In fact, one item that Burkardt lists in the "near miss" category is actually one I would argue belongs on the list proper is
  • ∈ by Jacques Roubaud
That's not an "E" however, although some references list the title that way: instead, it's "the mathematical symbol used to indicate that an object belongs to a set" (in Burkardt's phrasing) or -- as it's called in French, "Signe D'Appartenance" (that, in parentheses, is how it's listed sometimes in search engines). Still, even though not an E, it's a one-character title, so personally I'd count it, making 25 such titles in all.


Despite there being 25 such titles, however, overlap in usage (no less than four "C" books, assuming the Sowell is legit) means that a fair number of letters are still up for grabs. Writers of the world, take note! The following books remain to be written:
  • B
  • D
  • I
  • L
  • R
  • T
  • U
Abe books does note that "authors and publishers would be wise to move away from this trend as the influence of the Internet continues to affect book-buying. Single letter titles are not particularly friendly to Internet search engines that thrive more detailed data than just A or B." So perhaps those nine will remain un-penned. (Although if we're discounting subtitles, then that's always an option for making a title googleable.) I hope not, though. I'd like to complete my set.

(The other obvious extension here, I suppose, is to numbers. But so far as I can tell, there aren't any books titled 0, 1, 2, 3, 4, 5, 6, 7, 8 or 9. It seems if books wish to be a single-digit number, they spell it out (e.g. One). There are some films -- the one's I've seen in a brief search are 1, 3, 4, 8 and 9 (again, discounting films like Seven that spell it out). And album titles positively abound in single-digit numbers: there are multiple albums called by each of those eight titles, and for some there are a great many indeed. But it looks like these are, literarily, uncharted territory.)

Unrelated postscript: anyone who's read this far will probably also like John Burkardt's marvelously idiosyncratic list of Hapax Leomenon. (What would the plural be of that anyway?) And probably also his list of multiple homonyms (i.e. homonyms with three or more words in the set not just two).
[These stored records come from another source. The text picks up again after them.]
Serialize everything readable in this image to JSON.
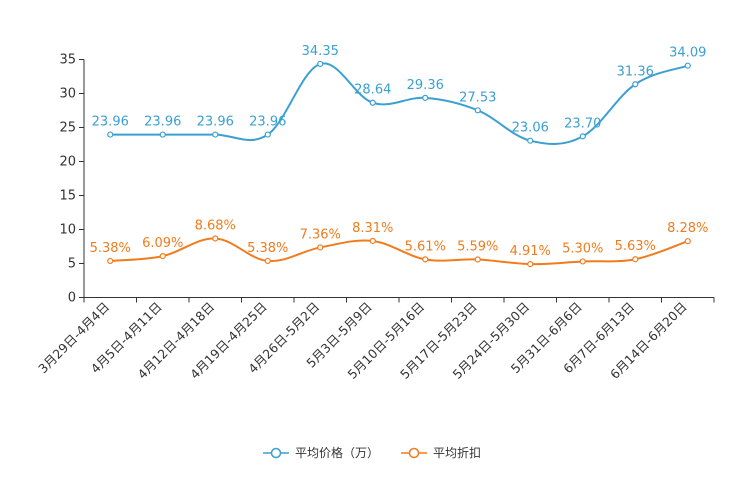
{
  "chart_data": {
    "type": "line",
    "categories": [
      "3月29日-4月4日",
      "4月5日-4月11日",
      "4月12日-4月18日",
      "4月19日-4月25日",
      "4月26日-5月2日",
      "5月3日-5月9日",
      "5月10日-5月16日",
      "5月17日-5月23日",
      "5月24日-5月30日",
      "5月31日-6月6日",
      "6月7日-6月13日",
      "6月14日-6月20日"
    ],
    "series": [
      {
        "name": "平均价格（万）",
        "color": "#3ba0d1",
        "values": [
          23.96,
          23.96,
          23.96,
          23.96,
          34.35,
          28.64,
          29.36,
          27.53,
          23.06,
          23.7,
          31.36,
          34.09
        ],
        "labels": [
          "23.96",
          "23.96",
          "23.96",
          "23.96",
          "34.35",
          "28.64",
          "29.36",
          "27.53",
          "23.06",
          "23.70",
          "31.36",
          "34.09"
        ]
      },
      {
        "name": "平均折扣",
        "color": "#f07c1e",
        "values": [
          5.38,
          6.09,
          8.68,
          5.38,
          7.36,
          8.31,
          5.61,
          5.59,
          4.91,
          5.3,
          5.63,
          8.28
        ],
        "labels": [
          "5.38%",
          "6.09%",
          "8.68%",
          "5.38%",
          "7.36%",
          "8.31%",
          "5.61%",
          "5.59%",
          "4.91%",
          "5.30%",
          "5.63%",
          "8.28%"
        ]
      }
    ],
    "yticks": [
      0,
      5,
      10,
      15,
      20,
      25,
      30,
      35
    ],
    "ylim": [
      0,
      35
    ],
    "title": "",
    "xlabel": "",
    "ylabel": ""
  }
}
Update, Years Later: Added two new titles, F and J, and removed those letters from the list of ones yet to be written.  Now, at the end of 2014, the title of this post should be BDILRTU.  But I'll leave it as is.

Update, More Years Later: I won't be updating this post any more, because others have it covered.  See, for instance:
One-letter titles at TV Tropes
Single-letter titles at goodreads
One-letter movie titles at IMDb
And one at the blog The Modern Novel

________
* This is the English translation of a book written partly in English and partly in French, by seven authors, with the French title Semaines de Suzanne.

3 comments:

Tymmi said...

Perhaps of some related interest, If you'll allow some shameless self promotion:
my own new comic, !

Stephen said...

Hey, on-topic self-promotion is always welcome here. It looks neat, although I think a bit pricey for me. Congrats on winning the Xeric grant though!

Tymmi said...

Thank you.
It was a bit of a pricey project to print, even with the Xeric. It's the oddball format. Comparing it to to similar projects - like Buenaventura's Elvis Road, for example - I think it's a pretty fair price.